Sollte sich die Energiekrise verschärfen, könnte dies – wie schon in der Vergangenheit – eine signifikante Erhöhung der Lebensmittelpreise zur Folge haben.

Folgen für die Lebensmittelpreise: Blick auf die Vergangenheit

Bereits in der Vergangenheit haben Preissteigerungen bei Dünger die Lebensmittelkosten in die Höhe getrieben. Ein Beispiel ist die Energiekrise von 2007/2008, die durch steigende Rohölpreise gekennzeichnet war. In dieser Zeit verteuerten sich Düngemittel erheblich, teilweise bis zu 50 Prozent, was die Kosten für landwirtschaftliche Erzeugnisse in die Höhe getrieben hat  und weltweit zu höheren Lebensmittelpreisen führte.

Die Preise der vier Hauptnahrungsmittel Reis, Mais, Weizen und Sojabohne verdreifachten sich fast innerhalb von drei Jahren.
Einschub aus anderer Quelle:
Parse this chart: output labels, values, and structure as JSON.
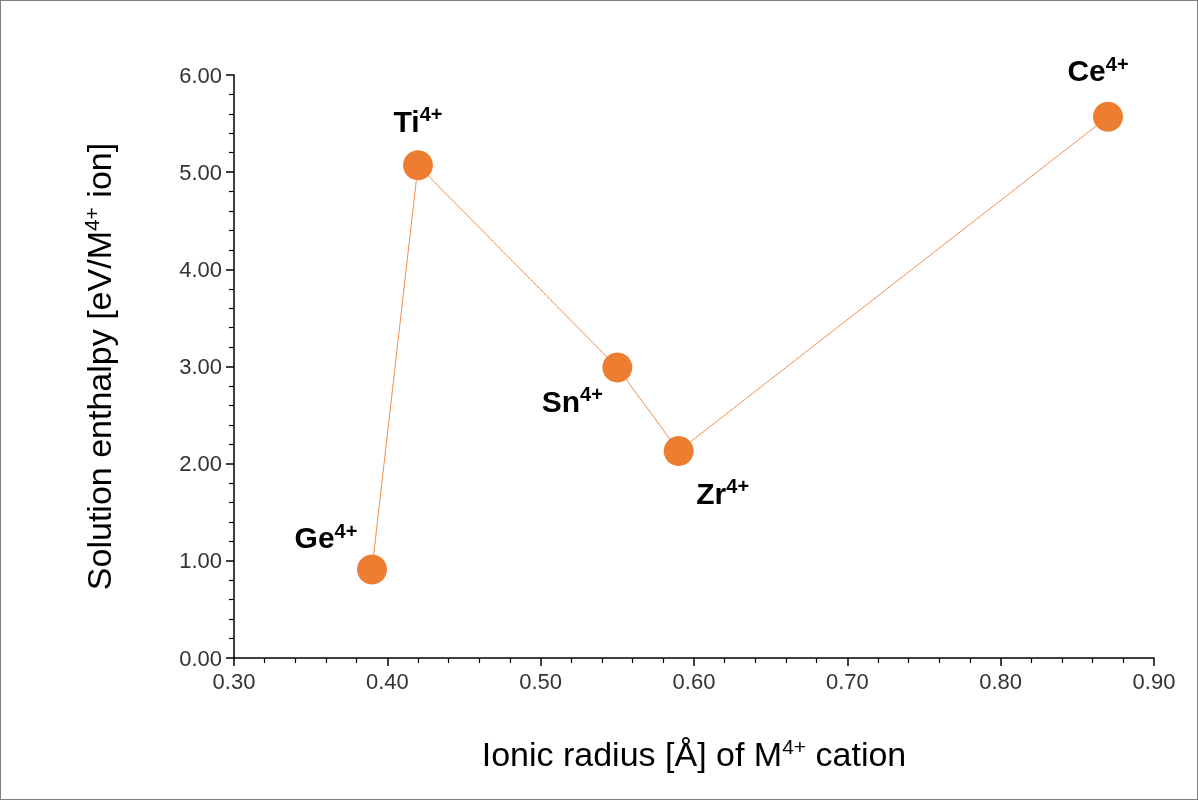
{
  "chart_data": {
    "type": "line",
    "xlabel": "Ionic radius [Å] of M$^{4+}$ cation",
    "ylabel": "Solution enthalpy [eV/M$^{4+}$ ion]",
    "x": [
      0.39,
      0.42,
      0.55,
      0.59,
      0.87
    ],
    "series": [
      {
        "color": "#ed7d31",
        "values": [
          0.91,
          5.07,
          2.99,
          2.13,
          5.57
        ]
      }
    ],
    "marker": "circle",
    "line_style": "dotted",
    "grid": false,
    "xlim": [
      0.3,
      0.9
    ],
    "xticks": [
      {
        "value": 0.3,
        "label": "0.30"
      },
      {
        "value": 0.4,
        "label": "0.40"
      },
      {
        "value": 0.5,
        "label": "0.50"
      },
      {
        "value": 0.6,
        "label": "0.60"
      },
      {
        "value": 0.7,
        "label": "0.70"
      },
      {
        "value": 0.8,
        "label": "0.80"
      },
      {
        "value": 0.9,
        "label": "0.90"
      }
    ],
    "ylim": [
      0,
      6
    ],
    "yticks": [
      {
        "value": 0,
        "label": "0.00"
      },
      {
        "value": 1,
        "label": "1.00"
      },
      {
        "value": 2,
        "label": "2.00"
      },
      {
        "value": 3,
        "label": "3.00"
      },
      {
        "value": 4,
        "label": "4.00"
      },
      {
        "value": 5,
        "label": "5.00"
      },
      {
        "value": 6,
        "label": "6.00"
      }
    ],
    "annotations": [
      {
        "text": "Ge$^{4+}$",
        "x": 0.39,
        "y": 0.91
      },
      {
        "text": "Ti$^{4+}$",
        "x": 0.42,
        "y": 5.07
      },
      {
        "text": "Sn$^{4+}$",
        "x": 0.55,
        "y": 2.99
      },
      {
        "text": "Zr$^{4+}$",
        "x": 0.59,
        "y": 2.13
      },
      {
        "text": "Ce$^{4+}$",
        "x": 0.87,
        "y": 5.57
      }
    ]
  }
}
Erhöhung der Rohstoffpreise

Insbesondere der Anstieg der Dieselpreise wirkte sich in der 2007/2008er-Krise auf alle Stufen der Lebensmittelproduktion und -verteilung aus. Da Düngemittel und Transport vom Ölpreis abhängig sind, führte dessen Anstieg zu höheren Kosten für den Anbau und den Vertrieb von Nahrungsmitteln.

Ähnliche Effekte könnten sich auch in der aktuellen Situation einstellen. Vornehmlich könnten die Preise für Weizen, Mais und Soja von höheren Produktionskosten betroffen sein. Diese Grundnahrungsmittel spielen nicht nur eine zentrale Rolle in der Ernährung, sie sind auch wichtige Rohstoffe für die Tierfutterproduktion. Eine Preissteigerung in diesen Bereichen könnte sich auf die gesamte Versorgungskette mit Lebensmitteln auswirken und Verbraucherpreise empfindlich erhöhen.

Inflation besonders im Supermarkt zu merken

Dabei sind die Lebensmittelpreise seit 2020 bereits stark gestiegen – in den vergangenen drei Jahren um fast ein Drittel. Das zeigt eine Sonderauswertung des Statistischen Bundesamtes für den Zeitraum von Januar 2020 bis Mai 2024. In diesem Zeitraum sind die Zuckerpreise etwa um rund 80 Prozent gestiegen, Mehl und andere Getreideerzeugnisse um rund 50 Prozent. Auch Kartoffeln sind inzwischen fast 50 Prozent teurer als noch Anfang 2020.